S90 SticK EXPOSURE CONTROLLER for SHUTTERLESS IMAGE ACQUISITION Part 1 of 5SYNOPSIS
Most scientific imaging applications require prescribed selection of a scene illumination or excitation source. Under those conditions, image acquisition occurs in complete darkness (like a flash shot at night). In a digital camera, the mechanical shutter is used only to terminate light acquisition, not to start it as in a film camera. The mechanical shutter is always open before a shot takes place. Hence if the imager, i.e. the CCD (here the S90 PFP configuration), is operated in complete darkness, that intrinsically simulates a mechanical shutter if scene illumination can be turned ON and turned OFF when synchronized with the camera's exposure signal. Exposure (light acquisition interval, Figure 1) in a digital camera thus is the combination of "electronic shutter open" and mechanical shutter close. So what is an "electronic shutter"? What it isn't, is not an LCD in front of a CCD. To start acquiring scene photons after a shoot button press, the CCD first gets a "well dump" signal that purges existing collected photoelectrons from the CCD wells into the chip substrate, thus clearing the wells from the accumulated unwanted photoelectrons before the shot. That dump is extremely fast and can occur in a few hundred nanoseconds. At that point, the photographer's desired scene light accumulation begins depositing new photoelectrons into the empty wells, the equivalent of the curtain-open instance in a film camera. After the camera's Tv timeout, the mechanical shutter closes, and the CCD image photoelectrons are serially read out to the CDS (correlated double sampler) of the analog signal processing pipeline. The two prime purposes of the mechanical shutter are:
a) to terminate exposure, and
b) to prevent image smear from occurring during readout because scene photons would still be arriving on the CCD after Tv timeout had expired and would distort a clean readout if not obscured.
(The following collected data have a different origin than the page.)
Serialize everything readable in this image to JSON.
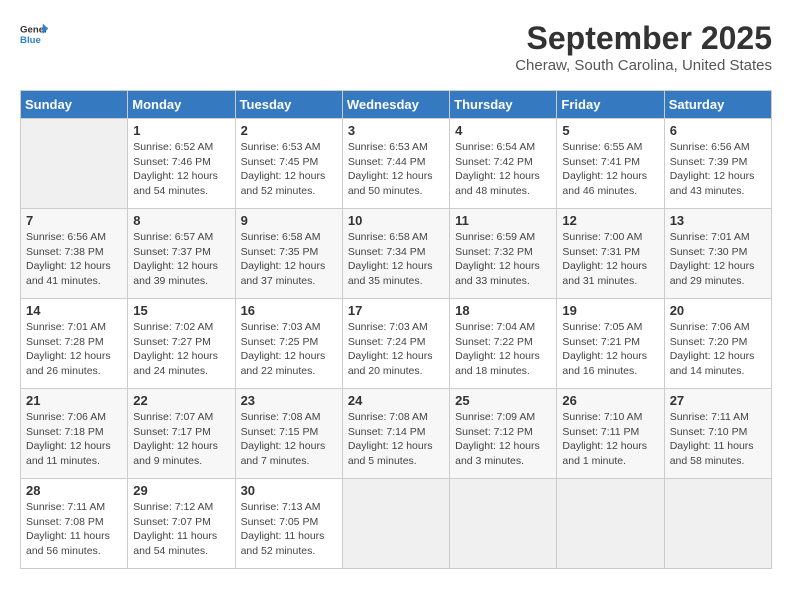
{
  "header": {
    "logo_line1": "General",
    "logo_line2": "Blue",
    "month": "September 2025",
    "location": "Cheraw, South Carolina, United States"
  },
  "weekdays": [
    "Sunday",
    "Monday",
    "Tuesday",
    "Wednesday",
    "Thursday",
    "Friday",
    "Saturday"
  ],
  "weeks": [
    [
      {
        "day": "",
        "info": ""
      },
      {
        "day": "1",
        "info": "Sunrise: 6:52 AM\nSunset: 7:46 PM\nDaylight: 12 hours\nand 54 minutes."
      },
      {
        "day": "2",
        "info": "Sunrise: 6:53 AM\nSunset: 7:45 PM\nDaylight: 12 hours\nand 52 minutes."
      },
      {
        "day": "3",
        "info": "Sunrise: 6:53 AM\nSunset: 7:44 PM\nDaylight: 12 hours\nand 50 minutes."
      },
      {
        "day": "4",
        "info": "Sunrise: 6:54 AM\nSunset: 7:42 PM\nDaylight: 12 hours\nand 48 minutes."
      },
      {
        "day": "5",
        "info": "Sunrise: 6:55 AM\nSunset: 7:41 PM\nDaylight: 12 hours\nand 46 minutes."
      },
      {
        "day": "6",
        "info": "Sunrise: 6:56 AM\nSunset: 7:39 PM\nDaylight: 12 hours\nand 43 minutes."
      }
    ],
    [
      {
        "day": "7",
        "info": "Sunrise: 6:56 AM\nSunset: 7:38 PM\nDaylight: 12 hours\nand 41 minutes."
      },
      {
        "day": "8",
        "info": "Sunrise: 6:57 AM\nSunset: 7:37 PM\nDaylight: 12 hours\nand 39 minutes."
      },
      {
        "day": "9",
        "info": "Sunrise: 6:58 AM\nSunset: 7:35 PM\nDaylight: 12 hours\nand 37 minutes."
      },
      {
        "day": "10",
        "info": "Sunrise: 6:58 AM\nSunset: 7:34 PM\nDaylight: 12 hours\nand 35 minutes."
      },
      {
        "day": "11",
        "info": "Sunrise: 6:59 AM\nSunset: 7:32 PM\nDaylight: 12 hours\nand 33 minutes."
      },
      {
        "day": "12",
        "info": "Sunrise: 7:00 AM\nSunset: 7:31 PM\nDaylight: 12 hours\nand 31 minutes."
      },
      {
        "day": "13",
        "info": "Sunrise: 7:01 AM\nSunset: 7:30 PM\nDaylight: 12 hours\nand 29 minutes."
      }
    ],
    [
      {
        "day": "14",
        "info": "Sunrise: 7:01 AM\nSunset: 7:28 PM\nDaylight: 12 hours\nand 26 minutes."
      },
      {
        "day": "15",
        "info": "Sunrise: 7:02 AM\nSunset: 7:27 PM\nDaylight: 12 hours\nand 24 minutes."
      },
      {
        "day": "16",
        "info": "Sunrise: 7:03 AM\nSunset: 7:25 PM\nDaylight: 12 hours\nand 22 minutes."
      },
      {
        "day": "17",
        "info": "Sunrise: 7:03 AM\nSunset: 7:24 PM\nDaylight: 12 hours\nand 20 minutes."
      },
      {
        "day": "18",
        "info": "Sunrise: 7:04 AM\nSunset: 7:22 PM\nDaylight: 12 hours\nand 18 minutes."
      },
      {
        "day": "19",
        "info": "Sunrise: 7:05 AM\nSunset: 7:21 PM\nDaylight: 12 hours\nand 16 minutes."
      },
      {
        "day": "20",
        "info": "Sunrise: 7:06 AM\nSunset: 7:20 PM\nDaylight: 12 hours\nand 14 minutes."
      }
    ],
    [
      {
        "day": "21",
        "info": "Sunrise: 7:06 AM\nSunset: 7:18 PM\nDaylight: 12 hours\nand 11 minutes."
      },
      {
        "day": "22",
        "info": "Sunrise: 7:07 AM\nSunset: 7:17 PM\nDaylight: 12 hours\nand 9 minutes."
      },
      {
        "day": "23",
        "info": "Sunrise: 7:08 AM\nSunset: 7:15 PM\nDaylight: 12 hours\nand 7 minutes."
      },
      {
        "day": "24",
        "info": "Sunrise: 7:08 AM\nSunset: 7:14 PM\nDaylight: 12 hours\nand 5 minutes."
      },
      {
        "day": "25",
        "info": "Sunrise: 7:09 AM\nSunset: 7:12 PM\nDaylight: 12 hours\nand 3 minutes."
      },
      {
        "day": "26",
        "info": "Sunrise: 7:10 AM\nSunset: 7:11 PM\nDaylight: 12 hours\nand 1 minute."
      },
      {
        "day": "27",
        "info": "Sunrise: 7:11 AM\nSunset: 7:10 PM\nDaylight: 11 hours\nand 58 minutes."
      }
    ],
    [
      {
        "day": "28",
        "info": "Sunrise: 7:11 AM\nSunset: 7:08 PM\nDaylight: 11 hours\nand 56 minutes."
      },
      {
        "day": "29",
        "info": "Sunrise: 7:12 AM\nSunset: 7:07 PM\nDaylight: 11 hours\nand 54 minutes."
      },
      {
        "day": "30",
        "info": "Sunrise: 7:13 AM\nSunset: 7:05 PM\nDaylight: 11 hours\nand 52 minutes."
      },
      {
        "day": "",
        "info": ""
      },
      {
        "day": "",
        "info": ""
      },
      {
        "day": "",
        "info": ""
      },
      {
        "day": "",
        "info": ""
      }
    ]
  ]
}
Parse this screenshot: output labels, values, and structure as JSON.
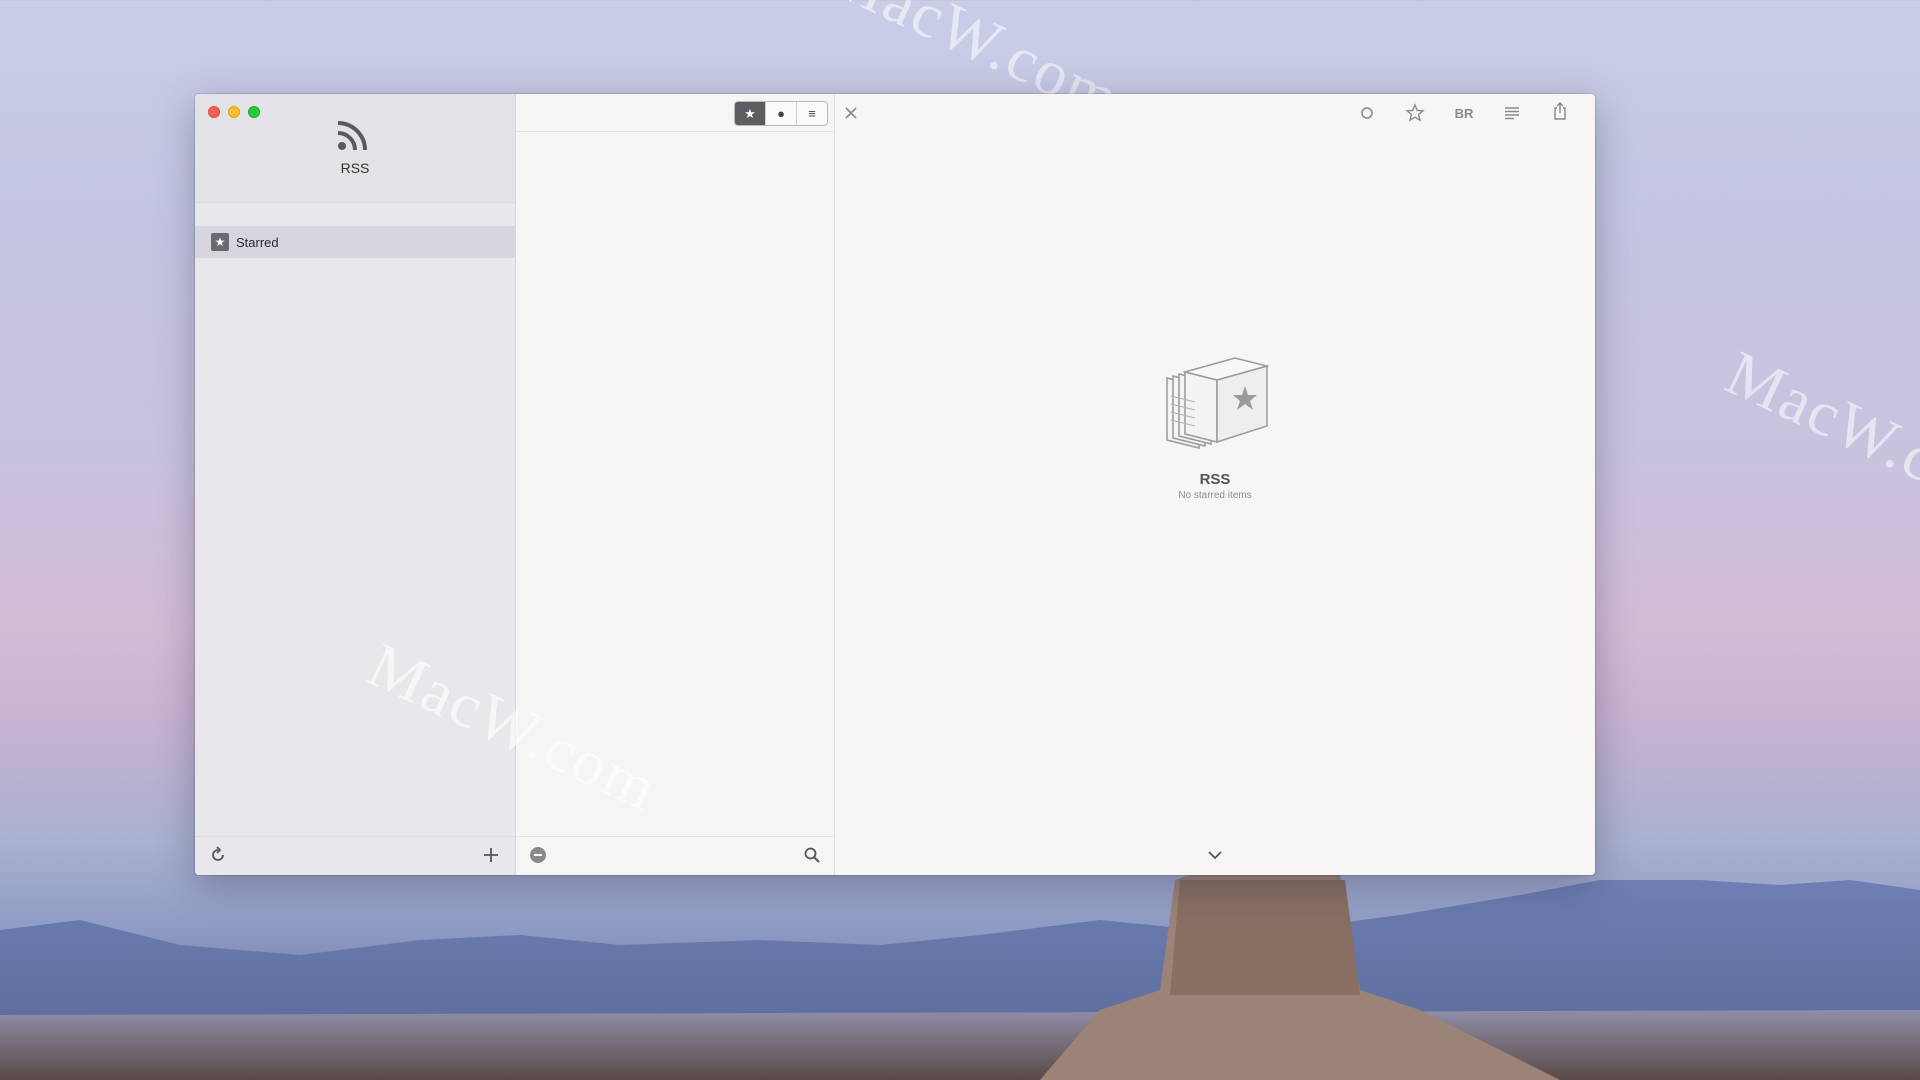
{
  "app": {
    "name": "RSS"
  },
  "sidebar": {
    "items": [
      {
        "label": "Starred",
        "icon": "star-icon",
        "selected": true
      }
    ],
    "footer": {
      "left_icon": "refresh-icon",
      "right_icon": "plus-icon"
    }
  },
  "list": {
    "filters": [
      {
        "icon": "star-icon",
        "glyph": "★",
        "active": true
      },
      {
        "icon": "dot-icon",
        "glyph": "●",
        "active": false
      },
      {
        "icon": "lines-icon",
        "glyph": "≡",
        "active": false
      }
    ],
    "footer": {
      "left_icon": "minus-circle-icon",
      "right_icon": "search-icon"
    }
  },
  "reader": {
    "toolbar_icons": [
      "close-icon",
      "circle-icon",
      "star-outline-icon",
      "br-icon",
      "list-icon",
      "share-icon"
    ],
    "br_label": "BR",
    "empty_title": "RSS",
    "empty_subtitle": "No starred items"
  },
  "desktop": {
    "watermarks": [
      "MacW.com",
      "MacW.com",
      "MacW.c"
    ]
  },
  "colors": {
    "window_bg": "#f7f6f4",
    "sidebar_bg": "#e8e7ec",
    "selected_row": "#d7d6de",
    "active_segment": "#5d5c61"
  }
}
However, there is no readily available exposure start signal that defines the CCD well-dump on the S90. Serendipity has been favorable here in a discovery that has given us access to that signal, which ultimately resulted in this new SticK EXPOSURE CONTROLLER. The signal is found on the bottom speaker pad on the S90 keypad circuit board (described in a next post).
In order to set up correct speaker operation for the controller, the only enabled sound function has to be shutter (Fig 2, right panel). Also, shutter volume must be at the lowest level as shown.
Figure 1 suggests there are two state machines that have to be handled: a) normal shoot, left panel, and b) custom white balance CWB, right panel. My solution for (b) on the
5V SparkFun ProMicro 16 MHz AVR (same MCU as I used in the MECHA SIMULATOR/SHUTTER CONTROLLER) is to have a switch input that "arms" the normal shooting state machine (a) to accept a CWB operation. The nice side-effect of the manual arm signal is that you can use the push button to turn ON your light source for liveview. I have provided a reset switch input to turn OFF the light source, which readies the state machine for a normal shot. Thus I consider this a complete imaging solution for scientific applications.
The TEMPORAL EFFECTS of PHOSPHORS in LEDs
When using LEDs as illumination sources, some caution has to be observed. Color LEDs and white LEDs use phosphors and scintillators to emit light. Their fluorescence lifetime, e.g. intensity to drop to a value of (1-1/e)*(initial intensity) after power-OFF, is usually quite long, sometimes as long as several milliseconds. The lifetime effect also occurs at power-ON, but in reverse. So that behavior limits shutter speed Tv. Using a white LED I have excellent high-purity results with a Tv as fast as 1/30th second. For ultra high speed photography, you can trigger diode lasers instead of direct-driving LEDs. In fact you can use this solution to obtain smear-free images of up to 1/200,000th second (or faster) quite easily using laser diodes.